Javier Bardem, avant de remettre un Oscar : « Non à la guerre et libérez la Palestine »

Javier Bardem, avant de remettre un Oscar : « Non à la guerre et libérez la Palestine »

Javier Bardem, chargé de remettre le prix du meilleur film international, a profité du haut-parleur des Oscars : « Non à la guerre et à la Palestine libre », a-t-il déclaré avec force avant de remettre la statuette à l'actrice Priyanka Chopra Jonas, accompagnée.

L'acteur espagnol est arrivé à la 98e édition des prix de l'Académie américaine des arts et des sciences du cinéma avec une banderole sur son revers avec le logo « Non à la guerre ». C'est le slogan devenu populaire en Espagne en réponse à la guerre en Irak il y a 23 ans – qui a marqué le gala de Goya cette année-là et que Bardem portait alors lors de l'événement et lors des manifestations – et qui est redevenu populaire ces derniers jours, également utilisé par le président du gouvernement, Pedro Sánchez, à la suite des attaques des États-Unis et d'Israël contre l'Iran.

« C'est la même chose que j'ai utilisée il y a 23 ans.

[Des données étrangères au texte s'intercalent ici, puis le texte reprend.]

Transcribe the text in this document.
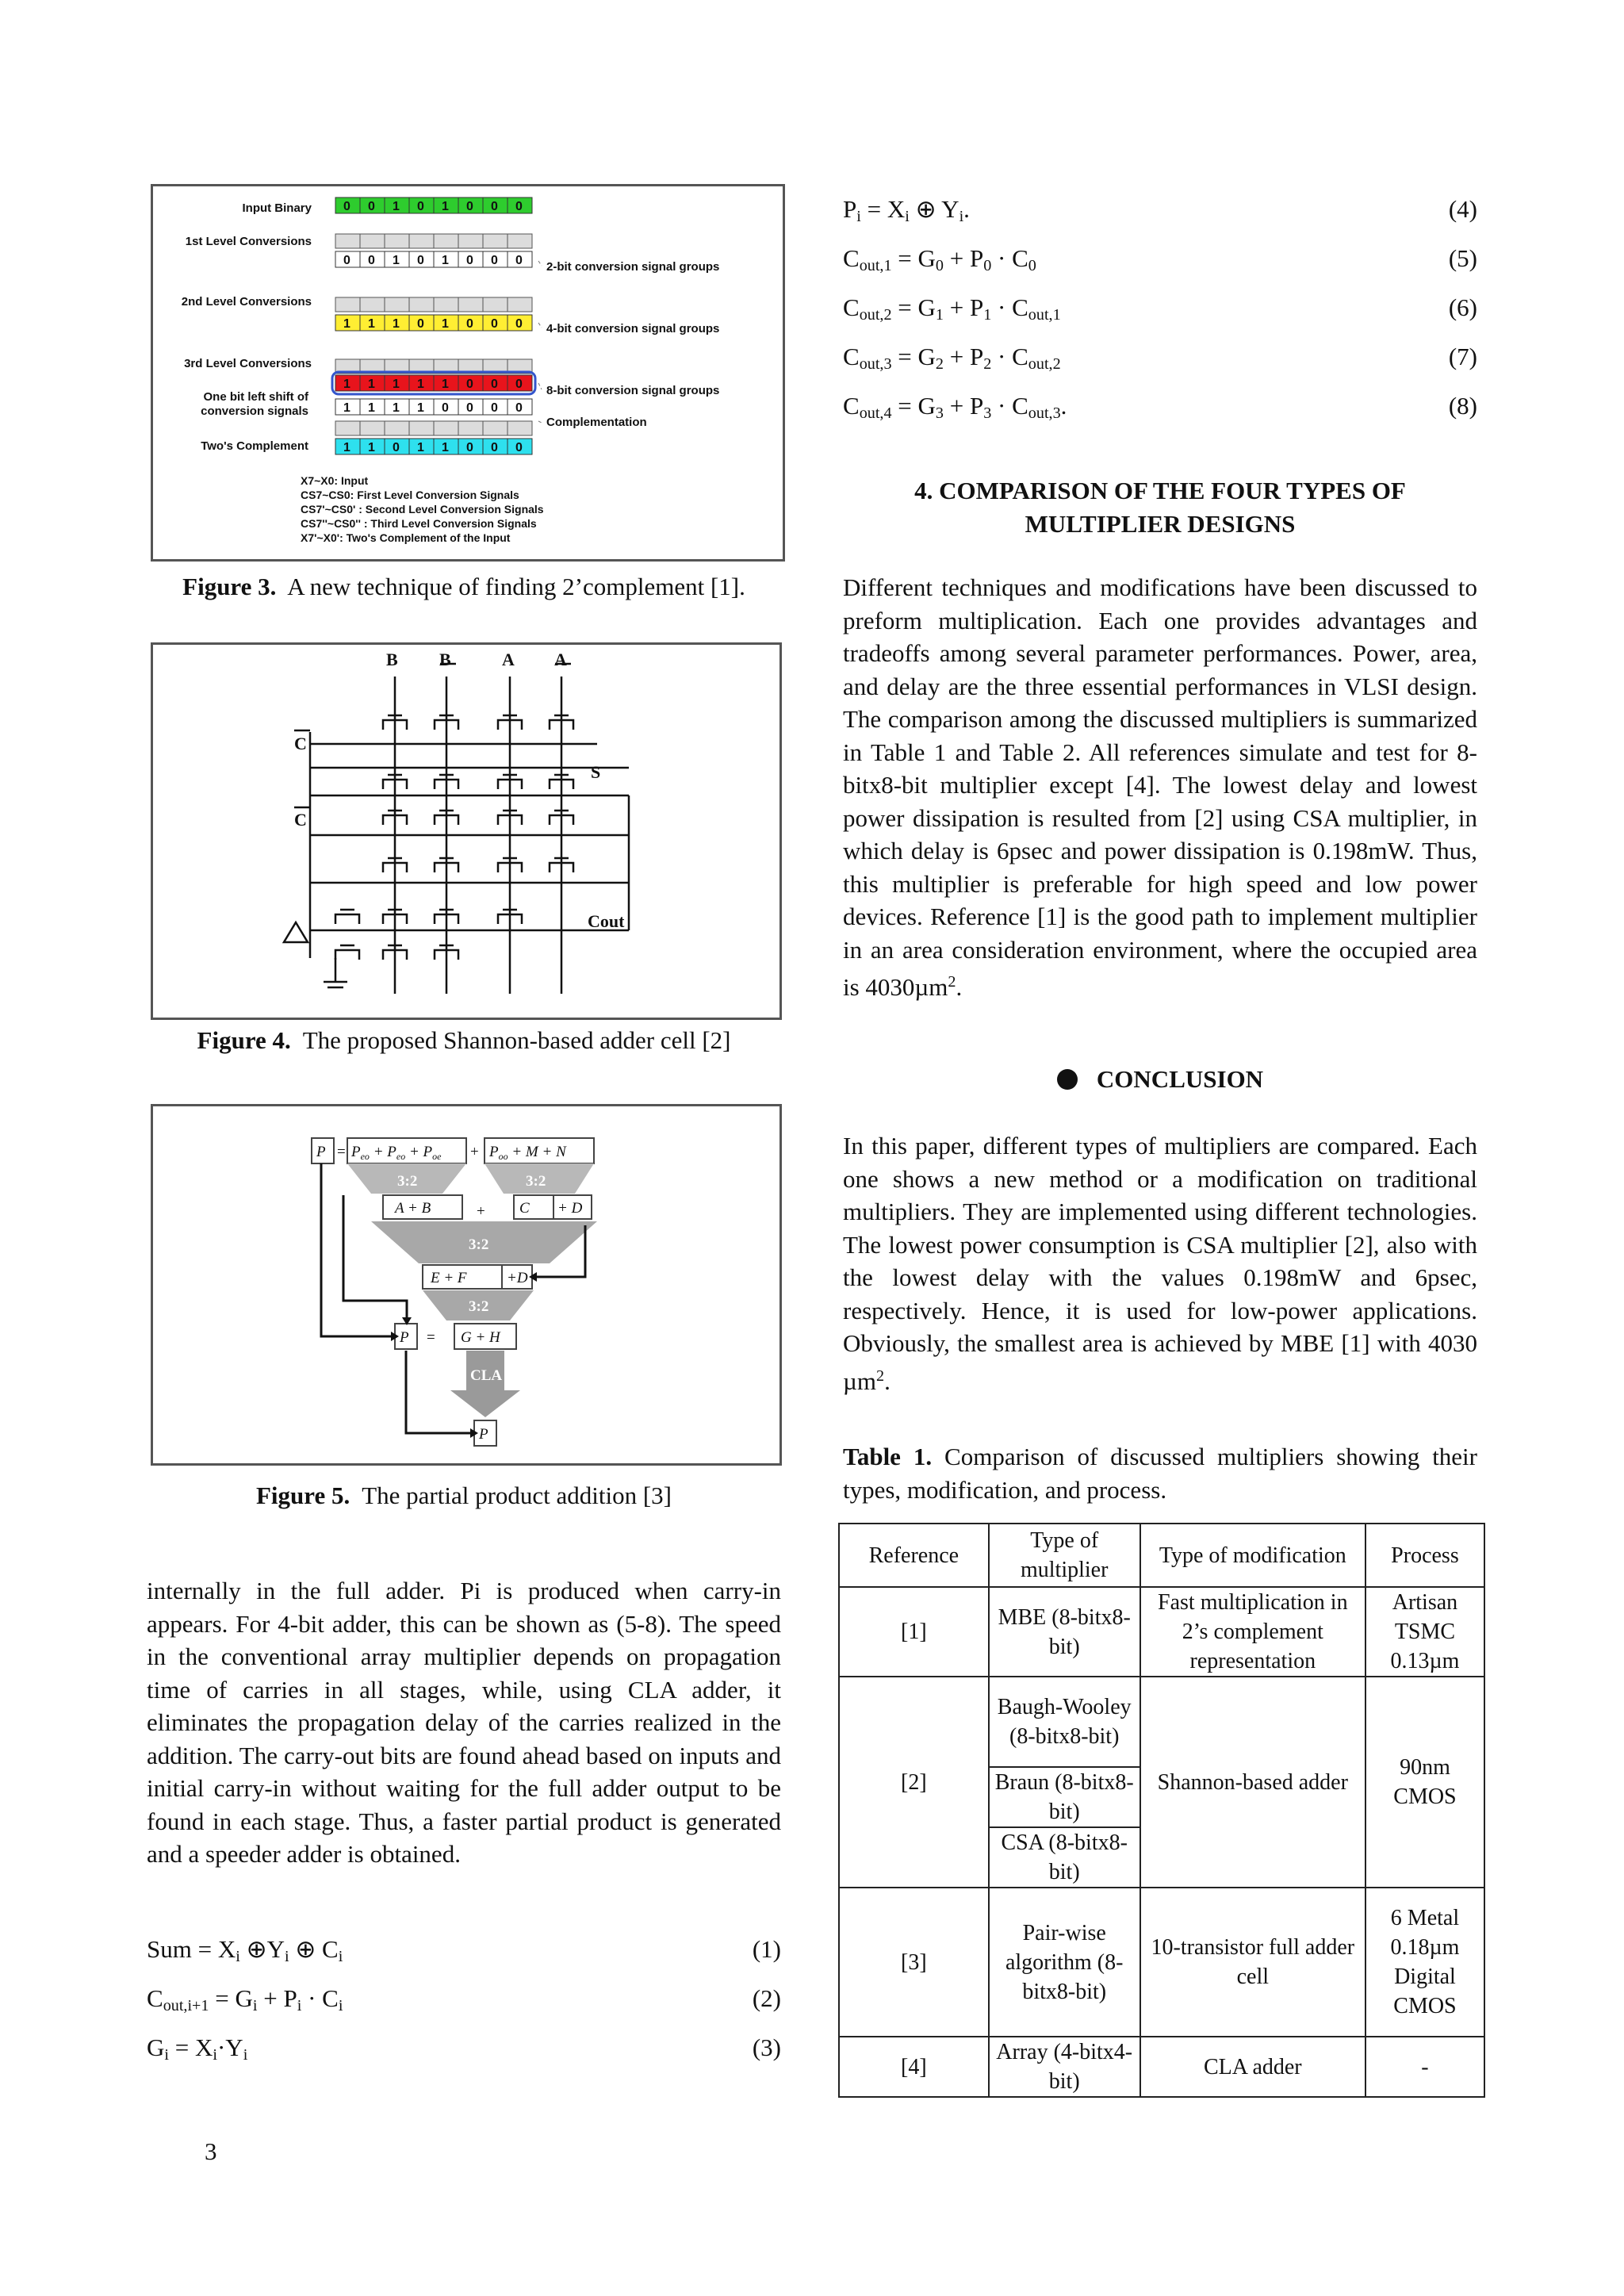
Input Binary
1st Level Conversions
2nd Level Conversions
3rd Level Conversions
One bit left shift of
conversion signals
Two's Complement
0 0 1 0 1 0 0 0
0 0 1 0 1 0 0 0
1 1 1 0 1 0 0 0
1 1 1 1 1 0 0 0
1 1 1 1 0 0 0 0
1 1 0 1 1 0 0 0
2-bit conversion signal groups
4-bit conversion signal groups
8-bit conversion signal groups
Complementation
X7~X0: Input
CS7~CS0: First Level Conversion Signals
CS7'~CS0' : Second Level Conversion Signals
CS7''~CS0'' : Third Level Conversion Signals
X7'~X0': Two's Complement of the Input
Figure 3. A new technique of finding 2’complement [1].
B B	A A
C
C
S
Cout
Figure 4. The proposed Shannon-based adder cell [2]
$P = P_{eo} + P_{eo} + P_{oe} + P_{oo} + M + N$
3:2	3:2
A + B	+ C + D
3:2
E + F	+D
3:2
P = G + H
CLA
P
Figure 5. The partial product addition [3]
internally in the full adder. Pi is produced when carry-in appears. For 4-bit adder, this can be shown as (5-8). The speed in the conventional array multiplier depends on propagation time of carries in all stages, while, using CLA adder, it eliminates the propagation delay of the carries realized in the addition. The carry-out bits are found ahead based on inputs and initial carry-in without waiting for the full adder output to be found in each stage. Thus, a faster partial product is generated and a speeder adder is obtained.
Sum = $X_i$ $\oplus Y_i$ ⊕ $C_i$	(1)
$C_{out,i+1} = G_i + P_i \cdot C_i$	(2)
$G_i = X_i\cdot Y_i$	(3)
3
$P_i = X_i$ ⊕ $Y_i$.	(4)
$C_{out,1} = G_0 + P_0 \cdot C_0$	(5)
$C_{out,2} = G_1 + P_1 \cdot C_{out,1}$	(6)
$C_{out,3} = G_2 + P_2 \cdot C_{out,2}$	(7)
$C_{out,4} = G_3 + P_3 \cdot C_{out,3}$.	(8)
4. COMPARISON OF THE FOUR TYPES OF
MULTIPLIER DESIGNS
Different techniques and modifications have been discussed to preform multiplication. Each one provides advantages and tradeoffs among several parameter performances. Power, area, and delay are the three essential performances in VLSI design. The comparison among the discussed multipliers is summarized in Table 1 and Table 2. All references simulate and test for 8-bitx8-bit multiplier except [4]. The lowest delay and lowest power dissipation is resulted from [2] using CSA multiplier, in which delay is 6psec and power dissipation is 0.198mW. Thus, this multiplier is preferable for high speed and low power devices. Reference [1] is the good path to implement multiplier in an area consideration environment, where the occupied area is 4030µm$^2$.
CONCLUSION
In this paper, different types of multipliers are compared. Each one shows a new method or a modification on traditional multipliers. They are implemented using different technologies. The lowest power consumption is CSA multiplier [2], also with the lowest delay with the values 0.198mW and 6psec, respectively. Hence, it is used for low-power applications. Obviously, the smallest area is achieved by MBE [1] with 4030 µm$^2$.
Table 1. Comparison of discussed multipliers showing their types, modification, and process.
Reference	Type of multiplier	Type of modification	Process
[1]	MBE (8-bitx8-bit)	Fast multiplication in 2’s complement representation	Artisan TSMC 0.13µm
[2]	Baugh-Wooley (8-bitx8-bit)	Shannon-based adder	90nm CMOS
	Braun (8-bitx8-bit)		
	CSA (8-bitx8-bit)		
[3]	Pair-wise algorithm (8-bitx8-bit)	10-transistor full adder cell	6 Metal 0.18µm Digital CMOS
[4]	Array (4-bitx4-bit)	CLA adder	-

Ce sont les mêmes mensonges. En 2023, des armes de destruction massive et maintenant, nous renversons un régime et nous ne faisons rien d'autre que le radicaliser », a déclaré Bardem sur le tapis rouge, dans des déclarations à Movistar, qui diffuse le gala en Espagne. « Je ne sais pas si ce sera un gala de protestation. Je ferai ce que je peux et je sais comment le faire. Ce que je veux vraiment, c'est que les gens n'aient pas peur et qu'ils parlent et disent ce qu'ils ont à dire, que nous soyons d'accord ou non. Je pense que vous pouvez appartenir à ce cirque et en même temps être un citoyen. Vous pouvez ou devriez pouvoir faire les deux », a-t-il ajouté. Et il a souligné que sa présence, plus que pour le prix qu'il remet, a pour lui une valeur en raison du message qu'elle peut contribuer à diffuser lors de cet événement.

« Le courage de mon frère. La valeur des gestes là où ils peuvent vous coûter le plus. Aujourd'hui, sur la scène mondiale des Oscars, il y aura ensemble notre NON À LA GUERRE et Handala, ce pauvre garçon de 10 ans, pieds nus, jusqu'au retour des réfugiés palestiniens sur leur terre volée. Et il y aura Pilar Bardem. Je ne peux pas me sentir plus fier. Merci, Javier », a écrit Carlos Bardem sur ses réseaux, où il a partagé des images de Javier Bardem en route pour le gala des Oscars. Sur la deuxième photo, avec une image de sa mère, décédée en 2021.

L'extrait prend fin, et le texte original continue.